Maya, Balıma güldüğünde yanağına bir yaş süzülmüştü kendini hissettirmeden. ''Hayatımda tanıdığım en tatlı insansın. ''

Balımın hiçbir şey olmamış gibi sadeleştirdiği vedaları, bu evde içini ısıtan birçok andan sonuncusu oluyordu. Balım da, Mayayla birlikte sessizlik içinde öylece kaldığında, yavaş yavaş hüzne düşen kalbini hissetti. Maya bir anda Balıma doğru adımladı ve sarıldı. Kopmadan evvelki her tutunuş kadar sıkıydı bu sarılma. Balım yaş dolan gözlerini, Maya'nın omzunda bir süre kapattıktan sonra güçlü bir tebessümle;

''Geri gelmen için hiçbir sebep kalmasa bile, en azından can borcunu almaya gel olur mu? '' dedi. Onu yangınlarda sarıp sarmalayan koruyucu meleği, müthiş bir kırgınlıkla bu memleketten gitmek üzereydi. Tabakta son lokma, insanda son ukde kalmamalıydı. Fakat Mayanın ukdesini, yarasını bu kadar kısa sürede kapatabilecek gücü kendinde bulamıyordu Balım. Şifası ellerinde olmayan bir yaraya yalnızca teselli dokunuşları bırakabiliyordu.

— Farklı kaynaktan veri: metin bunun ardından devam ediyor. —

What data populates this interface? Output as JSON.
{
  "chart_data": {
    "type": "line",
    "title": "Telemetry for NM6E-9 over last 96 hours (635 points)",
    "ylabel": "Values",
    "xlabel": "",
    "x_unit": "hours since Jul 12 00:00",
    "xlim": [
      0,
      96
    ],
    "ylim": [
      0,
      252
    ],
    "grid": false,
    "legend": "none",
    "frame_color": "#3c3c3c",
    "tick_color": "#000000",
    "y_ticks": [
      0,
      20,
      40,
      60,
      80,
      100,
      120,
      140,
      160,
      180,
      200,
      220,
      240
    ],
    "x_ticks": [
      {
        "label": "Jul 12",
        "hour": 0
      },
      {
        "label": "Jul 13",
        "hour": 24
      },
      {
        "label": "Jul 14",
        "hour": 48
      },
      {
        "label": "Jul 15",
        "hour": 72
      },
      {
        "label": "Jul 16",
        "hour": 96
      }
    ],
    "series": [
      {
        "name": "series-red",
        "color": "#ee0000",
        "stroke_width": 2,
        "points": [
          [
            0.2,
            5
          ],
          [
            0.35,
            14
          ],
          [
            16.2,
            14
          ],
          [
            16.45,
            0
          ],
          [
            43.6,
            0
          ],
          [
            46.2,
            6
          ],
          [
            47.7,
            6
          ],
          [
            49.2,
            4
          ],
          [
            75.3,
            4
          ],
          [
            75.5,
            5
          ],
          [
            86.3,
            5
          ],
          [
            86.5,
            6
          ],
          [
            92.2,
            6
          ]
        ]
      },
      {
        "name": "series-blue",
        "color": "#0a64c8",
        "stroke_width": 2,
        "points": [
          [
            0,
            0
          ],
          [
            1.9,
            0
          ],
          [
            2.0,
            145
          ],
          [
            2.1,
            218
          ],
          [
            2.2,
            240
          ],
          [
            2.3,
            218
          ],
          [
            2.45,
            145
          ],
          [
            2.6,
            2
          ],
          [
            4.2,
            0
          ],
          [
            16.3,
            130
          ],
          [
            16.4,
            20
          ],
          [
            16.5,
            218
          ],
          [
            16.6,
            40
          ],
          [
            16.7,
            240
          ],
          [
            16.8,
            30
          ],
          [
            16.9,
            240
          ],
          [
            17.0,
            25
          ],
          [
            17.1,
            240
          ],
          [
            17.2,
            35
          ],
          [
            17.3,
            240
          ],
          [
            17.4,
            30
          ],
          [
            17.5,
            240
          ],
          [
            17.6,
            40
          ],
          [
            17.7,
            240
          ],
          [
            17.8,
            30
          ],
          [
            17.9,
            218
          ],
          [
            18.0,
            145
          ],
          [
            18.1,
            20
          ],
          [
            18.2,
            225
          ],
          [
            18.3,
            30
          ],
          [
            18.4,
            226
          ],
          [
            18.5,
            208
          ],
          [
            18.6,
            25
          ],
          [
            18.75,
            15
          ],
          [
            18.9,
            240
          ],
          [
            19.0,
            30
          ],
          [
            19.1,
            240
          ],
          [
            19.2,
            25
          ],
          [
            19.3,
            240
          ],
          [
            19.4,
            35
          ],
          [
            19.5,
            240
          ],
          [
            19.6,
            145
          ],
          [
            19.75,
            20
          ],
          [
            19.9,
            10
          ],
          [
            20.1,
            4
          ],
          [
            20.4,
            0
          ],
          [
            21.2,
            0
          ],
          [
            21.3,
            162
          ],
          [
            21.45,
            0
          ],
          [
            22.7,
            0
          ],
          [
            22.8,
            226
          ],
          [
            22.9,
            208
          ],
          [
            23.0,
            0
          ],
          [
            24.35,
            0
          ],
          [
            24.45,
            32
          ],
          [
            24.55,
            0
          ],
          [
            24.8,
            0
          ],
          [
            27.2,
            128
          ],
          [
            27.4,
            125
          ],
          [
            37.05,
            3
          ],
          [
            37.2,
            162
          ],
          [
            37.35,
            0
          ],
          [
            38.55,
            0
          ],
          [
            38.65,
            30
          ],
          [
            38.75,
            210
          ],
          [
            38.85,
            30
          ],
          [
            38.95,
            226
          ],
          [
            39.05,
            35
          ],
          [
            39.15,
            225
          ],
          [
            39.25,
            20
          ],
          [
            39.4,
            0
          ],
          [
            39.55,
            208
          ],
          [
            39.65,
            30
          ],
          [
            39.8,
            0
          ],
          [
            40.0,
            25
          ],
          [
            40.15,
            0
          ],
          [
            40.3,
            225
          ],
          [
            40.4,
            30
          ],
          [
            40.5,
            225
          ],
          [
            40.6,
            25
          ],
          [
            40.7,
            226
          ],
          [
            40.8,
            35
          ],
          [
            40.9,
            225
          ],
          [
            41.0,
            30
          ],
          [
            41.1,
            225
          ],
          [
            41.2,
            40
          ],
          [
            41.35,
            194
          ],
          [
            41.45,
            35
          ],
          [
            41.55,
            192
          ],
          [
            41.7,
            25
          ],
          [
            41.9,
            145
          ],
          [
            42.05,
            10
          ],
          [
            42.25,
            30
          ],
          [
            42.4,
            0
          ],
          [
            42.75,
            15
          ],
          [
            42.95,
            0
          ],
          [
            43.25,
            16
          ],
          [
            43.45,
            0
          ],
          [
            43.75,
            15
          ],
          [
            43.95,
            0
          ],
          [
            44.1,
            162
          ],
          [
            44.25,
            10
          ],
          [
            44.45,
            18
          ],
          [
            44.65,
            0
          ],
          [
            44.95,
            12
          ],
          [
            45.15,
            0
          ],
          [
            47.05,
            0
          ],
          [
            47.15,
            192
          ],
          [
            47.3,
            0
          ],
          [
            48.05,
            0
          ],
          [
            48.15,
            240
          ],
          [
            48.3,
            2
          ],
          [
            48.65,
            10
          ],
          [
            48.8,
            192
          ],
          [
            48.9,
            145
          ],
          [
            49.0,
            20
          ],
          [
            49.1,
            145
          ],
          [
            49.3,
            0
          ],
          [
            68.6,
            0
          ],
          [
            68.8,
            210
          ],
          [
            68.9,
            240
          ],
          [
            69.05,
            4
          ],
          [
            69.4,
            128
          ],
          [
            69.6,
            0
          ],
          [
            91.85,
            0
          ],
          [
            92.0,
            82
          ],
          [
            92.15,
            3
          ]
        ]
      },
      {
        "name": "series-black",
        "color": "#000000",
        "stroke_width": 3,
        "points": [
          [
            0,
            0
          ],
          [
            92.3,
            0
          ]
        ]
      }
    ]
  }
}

''Öyle bir borç yok ki. '' derken geri çekildi Maya. Kardeşi olsa ancak bu kadar sevebileceği Balımın gözlerinde, bir tebessüm olarak gezindi. ''Buraya gelmiş olman bile tüm borçları siler. ''

''Olsun, sen yine de borç say ki seni bir daha görmek için sebebim olsun. Her şeyi gözden çıkardığında aklını tırmalayan bir şey olsun, kız kardeşimi bana geri getiren bir şey. ''

Maya, Balımın konuşurken titreyen sesini duydukça, neşesi gölgeleniyor diye telaşa düşüyordu. Hızlıca gözündeki yaşı silip güldü.

''Unuttun galiba gelin hanım. Biz bundan sonra hep beraberiz. Oğlumuzu aldın sen. '' dedi.

''Ah tabi. Sancılı bir süreçti. '' diyerek yüzünü buruşturdu Balım. Sonra da kocaman gülerek; ''Çılgın dünürlerin gölgesi altında iyi bir mücadeleydi. '' dedi.

''İyi bir mücadeleydi. '' diye tekrarladı Maya. Yorgun gülümseyişi eşlik ederken ''İyi bir tatil, iyi bir yazdı. Her şey gibi bunun da sonu geldi. Artık gitme vakti. '' dedi.

Balım ağlamamak için dudaklarını birbirine bastırıyor, öylece Mayaya bakıyordu. Olup biten için özür dileyecek kişi kendisi değildi ama o an, vakit kaybetmeden sarmak istiyordu Mayanın yarasını.

''Teşekkür ederim. '' dedi Maya, kapıya yakın duran eşyalarını eline alırken.

''Bu teşekkür niyeydi şimdi? ''

''Bir gecede o kadar çok kayıp verdim ki. En azından kız kardeşimi kaybetmediğim için Allah'a teşekkürdü. '' dedi son bir tebessümle Maya. ''Kendine iyi bak kardeşim. Seni yangınlardan uzak seviyorum. ''

-

Tahir eve döndüğünde, saatin epey geç olmasından dolayı mümkün olduğunca sessiz adımlarla çıktı üst kata. Elizyanın odasının kapısında durakladı. Üzerindeki örtüyü bacakları arasına sıkıştıran, uykusunda tatlı tatlı kımıldanan kızına gülümseyip, yanına yaklaştı. Üzerini örttü, eliyle saçlarını okşadı meleğinin. Yanağına minik bir öpücük bıraktığı kızını, uyandırmadan aynı hassasiyetle ayrıldı odadan.